California Gov. Arnold Schwarzenegger fulfilled a campaign promise last year by converting the newest addition to his fleet of Hummers - the heavyweight title holders of fuel-guzzling SUVs - to run on hydrogen.
Yet the former seven-time Mr. Olympia bodybuilding champion's effort at demonstrating an alternative energy source was arguably outdone yesterday at the Lucas County Fair by eight muscled men in sweat-stained tank tops.
As participants in the fair's first Strongman Competition, the men spent the afternoon competing at the Lucas County Recreation Center in Maumee in a few events featured at the annual World's Strongest Man contest: the farmer's walk, the tire flip, and the log lift.
Those who earned the best cumulative marks in the two age categories won $500.
Fair officials said that because of Friday night's rain, the competition was moved indoors so that contestants, who needed to carry objects as heavy as 250 pounds, would not have to worry about sinking into wet ground.

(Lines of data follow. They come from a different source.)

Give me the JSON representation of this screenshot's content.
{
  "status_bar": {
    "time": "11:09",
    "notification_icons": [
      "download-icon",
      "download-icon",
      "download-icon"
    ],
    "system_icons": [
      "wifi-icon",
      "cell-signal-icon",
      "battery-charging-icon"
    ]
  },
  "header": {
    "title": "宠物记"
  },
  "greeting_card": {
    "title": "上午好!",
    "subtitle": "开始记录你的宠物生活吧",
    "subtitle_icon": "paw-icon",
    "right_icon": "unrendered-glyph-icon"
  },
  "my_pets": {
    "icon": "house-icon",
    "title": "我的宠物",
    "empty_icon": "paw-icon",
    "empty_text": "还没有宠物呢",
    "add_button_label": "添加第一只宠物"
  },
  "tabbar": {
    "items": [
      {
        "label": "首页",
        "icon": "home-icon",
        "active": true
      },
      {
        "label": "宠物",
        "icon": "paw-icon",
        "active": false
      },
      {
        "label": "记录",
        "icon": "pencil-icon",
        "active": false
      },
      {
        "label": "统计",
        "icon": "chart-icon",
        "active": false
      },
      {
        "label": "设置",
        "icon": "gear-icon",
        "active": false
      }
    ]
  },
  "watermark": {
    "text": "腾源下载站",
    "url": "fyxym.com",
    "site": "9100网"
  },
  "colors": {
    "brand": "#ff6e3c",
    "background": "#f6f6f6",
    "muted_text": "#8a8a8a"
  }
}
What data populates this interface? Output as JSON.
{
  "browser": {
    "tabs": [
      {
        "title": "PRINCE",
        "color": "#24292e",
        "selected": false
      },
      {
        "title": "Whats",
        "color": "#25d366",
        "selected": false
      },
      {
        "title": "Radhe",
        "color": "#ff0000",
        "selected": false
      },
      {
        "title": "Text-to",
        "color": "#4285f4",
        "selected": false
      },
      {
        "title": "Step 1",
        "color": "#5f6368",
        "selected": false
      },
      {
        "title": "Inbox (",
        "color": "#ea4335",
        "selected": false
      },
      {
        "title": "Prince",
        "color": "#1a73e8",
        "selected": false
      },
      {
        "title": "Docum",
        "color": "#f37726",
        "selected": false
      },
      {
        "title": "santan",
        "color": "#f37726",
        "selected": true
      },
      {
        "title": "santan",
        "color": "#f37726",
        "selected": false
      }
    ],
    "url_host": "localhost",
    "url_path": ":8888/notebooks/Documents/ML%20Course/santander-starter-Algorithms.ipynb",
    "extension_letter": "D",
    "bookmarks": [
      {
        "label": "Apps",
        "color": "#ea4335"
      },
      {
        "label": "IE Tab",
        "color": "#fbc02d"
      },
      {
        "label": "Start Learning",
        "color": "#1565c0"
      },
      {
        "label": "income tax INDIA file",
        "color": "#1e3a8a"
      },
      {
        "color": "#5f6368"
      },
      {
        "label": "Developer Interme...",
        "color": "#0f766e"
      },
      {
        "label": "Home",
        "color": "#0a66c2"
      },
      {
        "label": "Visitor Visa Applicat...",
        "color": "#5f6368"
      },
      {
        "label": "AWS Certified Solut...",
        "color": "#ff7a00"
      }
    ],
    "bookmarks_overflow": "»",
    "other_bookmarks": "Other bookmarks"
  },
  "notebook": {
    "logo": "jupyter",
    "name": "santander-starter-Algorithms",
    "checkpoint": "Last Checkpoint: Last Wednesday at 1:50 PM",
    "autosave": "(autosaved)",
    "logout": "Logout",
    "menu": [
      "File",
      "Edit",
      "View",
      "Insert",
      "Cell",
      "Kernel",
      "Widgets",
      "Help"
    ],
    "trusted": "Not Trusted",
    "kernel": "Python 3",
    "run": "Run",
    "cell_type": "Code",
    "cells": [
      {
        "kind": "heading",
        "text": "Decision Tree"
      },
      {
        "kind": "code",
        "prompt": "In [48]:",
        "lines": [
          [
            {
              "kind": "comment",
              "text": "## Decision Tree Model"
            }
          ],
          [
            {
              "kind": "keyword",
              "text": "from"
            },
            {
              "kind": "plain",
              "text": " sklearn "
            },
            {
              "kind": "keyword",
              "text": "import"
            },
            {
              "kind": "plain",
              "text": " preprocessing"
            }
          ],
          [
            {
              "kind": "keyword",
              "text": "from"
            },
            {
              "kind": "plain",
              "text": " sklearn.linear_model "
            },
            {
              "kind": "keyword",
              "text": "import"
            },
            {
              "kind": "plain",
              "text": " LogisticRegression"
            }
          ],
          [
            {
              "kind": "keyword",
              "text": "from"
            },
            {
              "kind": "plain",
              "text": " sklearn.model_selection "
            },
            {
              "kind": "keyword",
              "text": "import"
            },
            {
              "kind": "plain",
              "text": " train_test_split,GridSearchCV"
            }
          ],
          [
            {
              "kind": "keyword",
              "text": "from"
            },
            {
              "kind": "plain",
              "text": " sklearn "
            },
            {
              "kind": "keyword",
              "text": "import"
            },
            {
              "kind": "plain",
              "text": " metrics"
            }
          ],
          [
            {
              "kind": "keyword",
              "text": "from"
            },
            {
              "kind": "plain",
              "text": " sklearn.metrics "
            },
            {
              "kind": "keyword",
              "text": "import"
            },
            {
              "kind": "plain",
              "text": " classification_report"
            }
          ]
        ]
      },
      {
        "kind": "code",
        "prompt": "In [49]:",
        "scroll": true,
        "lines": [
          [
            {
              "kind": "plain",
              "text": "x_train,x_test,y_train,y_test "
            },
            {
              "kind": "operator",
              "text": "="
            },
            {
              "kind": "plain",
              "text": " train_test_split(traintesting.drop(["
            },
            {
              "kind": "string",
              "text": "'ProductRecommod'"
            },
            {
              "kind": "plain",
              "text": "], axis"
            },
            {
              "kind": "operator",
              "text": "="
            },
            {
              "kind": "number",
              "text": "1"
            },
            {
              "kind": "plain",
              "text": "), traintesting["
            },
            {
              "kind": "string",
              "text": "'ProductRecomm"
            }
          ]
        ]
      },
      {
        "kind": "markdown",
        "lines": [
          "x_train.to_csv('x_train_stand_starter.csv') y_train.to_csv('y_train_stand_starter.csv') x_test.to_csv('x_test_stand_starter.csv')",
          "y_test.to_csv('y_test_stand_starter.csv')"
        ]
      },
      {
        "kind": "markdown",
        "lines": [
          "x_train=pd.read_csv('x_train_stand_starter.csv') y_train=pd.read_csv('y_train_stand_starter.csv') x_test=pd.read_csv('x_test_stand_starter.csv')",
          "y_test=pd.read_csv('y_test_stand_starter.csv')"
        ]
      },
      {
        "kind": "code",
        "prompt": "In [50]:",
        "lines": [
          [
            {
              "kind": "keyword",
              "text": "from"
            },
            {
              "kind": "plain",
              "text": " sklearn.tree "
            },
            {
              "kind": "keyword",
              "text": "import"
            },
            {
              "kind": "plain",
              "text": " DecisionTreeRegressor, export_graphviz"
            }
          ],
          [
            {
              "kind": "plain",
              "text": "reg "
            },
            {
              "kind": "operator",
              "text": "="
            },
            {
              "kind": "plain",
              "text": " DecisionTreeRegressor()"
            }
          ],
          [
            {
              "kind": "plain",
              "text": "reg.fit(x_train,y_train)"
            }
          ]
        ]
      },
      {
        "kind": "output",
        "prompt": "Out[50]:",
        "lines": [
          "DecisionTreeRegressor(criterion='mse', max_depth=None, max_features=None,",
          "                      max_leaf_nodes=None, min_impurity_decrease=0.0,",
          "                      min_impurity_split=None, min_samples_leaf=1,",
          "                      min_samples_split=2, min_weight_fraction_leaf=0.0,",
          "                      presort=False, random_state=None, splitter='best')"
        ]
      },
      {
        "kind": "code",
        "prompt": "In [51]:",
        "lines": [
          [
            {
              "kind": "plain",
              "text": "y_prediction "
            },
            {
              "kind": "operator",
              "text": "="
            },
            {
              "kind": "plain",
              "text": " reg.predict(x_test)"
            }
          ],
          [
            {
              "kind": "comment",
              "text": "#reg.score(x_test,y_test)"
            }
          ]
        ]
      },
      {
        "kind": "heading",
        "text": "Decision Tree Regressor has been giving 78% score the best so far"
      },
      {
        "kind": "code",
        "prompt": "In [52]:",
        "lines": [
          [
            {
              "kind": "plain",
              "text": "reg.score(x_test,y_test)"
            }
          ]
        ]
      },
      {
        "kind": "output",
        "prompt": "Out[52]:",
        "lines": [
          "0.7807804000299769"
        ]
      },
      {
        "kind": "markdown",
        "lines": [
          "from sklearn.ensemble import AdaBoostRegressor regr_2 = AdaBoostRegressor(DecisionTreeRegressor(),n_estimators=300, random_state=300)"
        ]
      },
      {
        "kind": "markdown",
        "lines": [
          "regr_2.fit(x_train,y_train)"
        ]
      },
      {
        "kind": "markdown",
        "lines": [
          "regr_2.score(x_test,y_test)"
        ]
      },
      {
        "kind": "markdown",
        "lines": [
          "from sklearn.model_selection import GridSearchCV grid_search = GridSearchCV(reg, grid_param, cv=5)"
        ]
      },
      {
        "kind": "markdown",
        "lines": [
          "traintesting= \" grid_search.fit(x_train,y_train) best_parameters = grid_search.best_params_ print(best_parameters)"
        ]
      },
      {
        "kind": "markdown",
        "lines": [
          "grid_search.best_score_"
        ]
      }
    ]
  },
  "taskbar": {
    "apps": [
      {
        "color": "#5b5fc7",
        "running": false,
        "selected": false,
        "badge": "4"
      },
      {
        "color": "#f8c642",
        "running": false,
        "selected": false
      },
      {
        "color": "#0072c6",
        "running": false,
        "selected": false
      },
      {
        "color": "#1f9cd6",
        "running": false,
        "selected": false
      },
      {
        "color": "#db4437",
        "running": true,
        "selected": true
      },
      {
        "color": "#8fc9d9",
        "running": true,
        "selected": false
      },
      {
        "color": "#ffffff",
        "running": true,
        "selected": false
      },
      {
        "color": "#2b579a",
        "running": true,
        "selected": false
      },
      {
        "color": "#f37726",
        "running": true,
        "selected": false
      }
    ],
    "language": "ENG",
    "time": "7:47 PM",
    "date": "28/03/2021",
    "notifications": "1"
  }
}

The competition concluded with its own unusual contest to see who could pull an 8,600-pound orange Hummer H2 across the floor the fastest. Although whatever the event saved in fossil-fuel, it was offset by expenditures of muscular work.
Strapped into a harness attached by cords to bolts on the vehicle's front end, Adam Madar, 22, of Livonia, Mich., sprung forward with all his might as he struggled to budge the Hummer. To gain momentum, he grabbed a rope fastened to a trailer in front of him and gradually reeled himself - and the SUV - the 70 feet across the room in 22 seconds.
Mr. Madar, who said he recently was discharged from the Navy, later compared the challenge to docking a ship: "All I was thinking about was mooring lines - bringing it in."
The strongman competition was Ryan Rollison's idea. He is owner and founder of Dream Bodies Personal Training gym in Toledo and a competitive body builder.
Mr. Rollison, 35, said he regularly watches the strongman competitions televised on ESPN, but was first introduced the contests by his father, who trained strongmen competitors at a Sandusky gym the family once owned.
For many competitors yesterday, it was their first time in a strongman contest.
Alan Waterfield, 32, a tool and die maker from Bryan, said he had fun last month while earning second place in a strongman contest in Bryan and decided to try one again.
Mr. Waterfield said he is 5 feet, 8 inches tall, weighs 240 pounds, and lifts weights four days a week.
His training secrets? Hard work, a good diet, and not too much partying.
"I'm all natural," he said, answering an unasked question about whether he condones steroid use. "I get that question all the time. I just eat a lot."
His wife, Jamie Waterfield, who was sitting on the sidelines with their two young daughters, agreed.
"I cook enough for three adults - just for him," she said.
Strongmen traditionally have carried an image of being burlier and more stout than body builders, who generally favor muscular definition over sheer size. But that is changing, according to Mr. Rollison.
"A lot of the guys now are realizing they can't be big and out of shape and still perform at their maximum," he said.
The day included a second, separate bench press contest in which contestants competed to see how many times they could lift their weight.
The winner of the teenage category was Cody Riffle, 15, who will be a freshman this fall at St. John's Jesuit High School and a member of the football team.
His father, Todd Riffle, said he recently bought Cody a new set of weights, because he had grown too strong for the old equipment, which only featured weights up to 300 pounds.
Cody also was accompanied by his school's strength coach, Ralph Kiebach, 56, who said he once set a world record in his own age group by bench pressing 460 pounds. But that was five years ago.
"I should be in this competition, but my ego won't let me because I can't do what I could," Mr. Kiebach said.